Lewis’s experiences and connection to the college are referenced obliquely, in wall-mounted texts excerpted from testimony about her assault, as well as directly, with one of her own works, “Bust of James Peck Thomas” (1874), greeting the viewer as they enter the museum. Rendered in marble, it is the only figure on display that conveys a black subject in a white material. James Peck Thomas, born in 1827, was the son of Sally Thomas, a slave born in Virginia in 1787, and John C. Catron, a Nashville attorney.
Flanking the bust are two telescopes, whose lenses point up to frame two objects placed high in the upper echelon of the courtyard. One is another work by Lewis, a reproduction of an untitled pencil drawing from her time at Oberlin, portraying Urania, Greek muse of astronomy. The other is a 20th-century wood and gold-leaf female figure from the Baule peoples of the Ivory Coast, standing regally above the entire installation, framed by a wrought-iron balcony.

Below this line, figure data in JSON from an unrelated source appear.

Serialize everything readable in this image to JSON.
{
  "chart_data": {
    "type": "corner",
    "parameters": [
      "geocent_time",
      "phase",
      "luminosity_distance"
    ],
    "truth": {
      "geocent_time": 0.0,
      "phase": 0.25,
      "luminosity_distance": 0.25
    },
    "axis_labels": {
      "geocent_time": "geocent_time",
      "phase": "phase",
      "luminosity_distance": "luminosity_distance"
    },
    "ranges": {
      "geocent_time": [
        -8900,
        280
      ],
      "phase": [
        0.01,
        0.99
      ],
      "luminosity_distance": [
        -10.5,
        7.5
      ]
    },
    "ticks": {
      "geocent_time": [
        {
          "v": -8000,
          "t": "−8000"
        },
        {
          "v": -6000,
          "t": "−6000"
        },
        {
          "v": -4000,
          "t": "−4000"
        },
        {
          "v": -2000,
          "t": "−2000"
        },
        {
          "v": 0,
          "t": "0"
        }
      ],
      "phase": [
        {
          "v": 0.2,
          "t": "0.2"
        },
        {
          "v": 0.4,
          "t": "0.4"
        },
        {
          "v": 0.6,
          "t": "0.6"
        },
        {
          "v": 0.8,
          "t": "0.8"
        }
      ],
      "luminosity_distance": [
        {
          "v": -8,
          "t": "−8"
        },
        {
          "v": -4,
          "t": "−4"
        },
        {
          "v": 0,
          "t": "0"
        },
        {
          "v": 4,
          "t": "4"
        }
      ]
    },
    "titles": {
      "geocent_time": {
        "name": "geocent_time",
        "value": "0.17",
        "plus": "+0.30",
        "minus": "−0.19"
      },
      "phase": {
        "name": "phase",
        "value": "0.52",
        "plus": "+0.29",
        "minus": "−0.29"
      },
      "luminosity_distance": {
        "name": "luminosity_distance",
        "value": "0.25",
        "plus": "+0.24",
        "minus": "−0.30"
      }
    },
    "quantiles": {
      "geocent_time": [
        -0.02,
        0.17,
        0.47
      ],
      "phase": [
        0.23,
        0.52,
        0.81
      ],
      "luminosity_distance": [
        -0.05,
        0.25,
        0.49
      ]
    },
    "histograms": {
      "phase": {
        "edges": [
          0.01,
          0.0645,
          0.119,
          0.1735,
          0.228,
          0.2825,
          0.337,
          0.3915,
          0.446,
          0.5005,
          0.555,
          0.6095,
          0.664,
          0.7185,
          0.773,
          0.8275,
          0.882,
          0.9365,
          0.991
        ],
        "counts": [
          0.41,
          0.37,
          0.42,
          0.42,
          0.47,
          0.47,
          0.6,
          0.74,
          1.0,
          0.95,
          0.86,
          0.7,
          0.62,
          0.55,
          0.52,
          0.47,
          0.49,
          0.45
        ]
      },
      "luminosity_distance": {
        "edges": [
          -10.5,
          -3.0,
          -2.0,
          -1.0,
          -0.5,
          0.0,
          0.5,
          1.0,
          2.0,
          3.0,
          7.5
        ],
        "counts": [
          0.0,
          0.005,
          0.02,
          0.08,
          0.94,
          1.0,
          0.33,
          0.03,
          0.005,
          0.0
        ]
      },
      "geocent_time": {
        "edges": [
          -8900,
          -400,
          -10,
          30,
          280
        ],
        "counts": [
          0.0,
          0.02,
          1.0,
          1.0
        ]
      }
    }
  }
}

In spite of all the action on the main floor, Wilson makes a point of literally directing our attention to the space above; in so doing, he creates a meaningful object lesson, not only in the power of the artist to direct the viewer’s gaze, but in the power of the viewer to preserve and write history by the sheer force of our own attention.
Fred Wilson: Wildfire Test Pit continues at the Allen Memorial Art Museum (Oberlin College, 87 N Main Street, Oberlin, Ohio) through June 12. Fred Wilson: Black to the Powers of Ten runs concurrently in an adjoining gallery.
Editor’s note: The Allen Memorial Art Museum paid for the author’s travel expenses.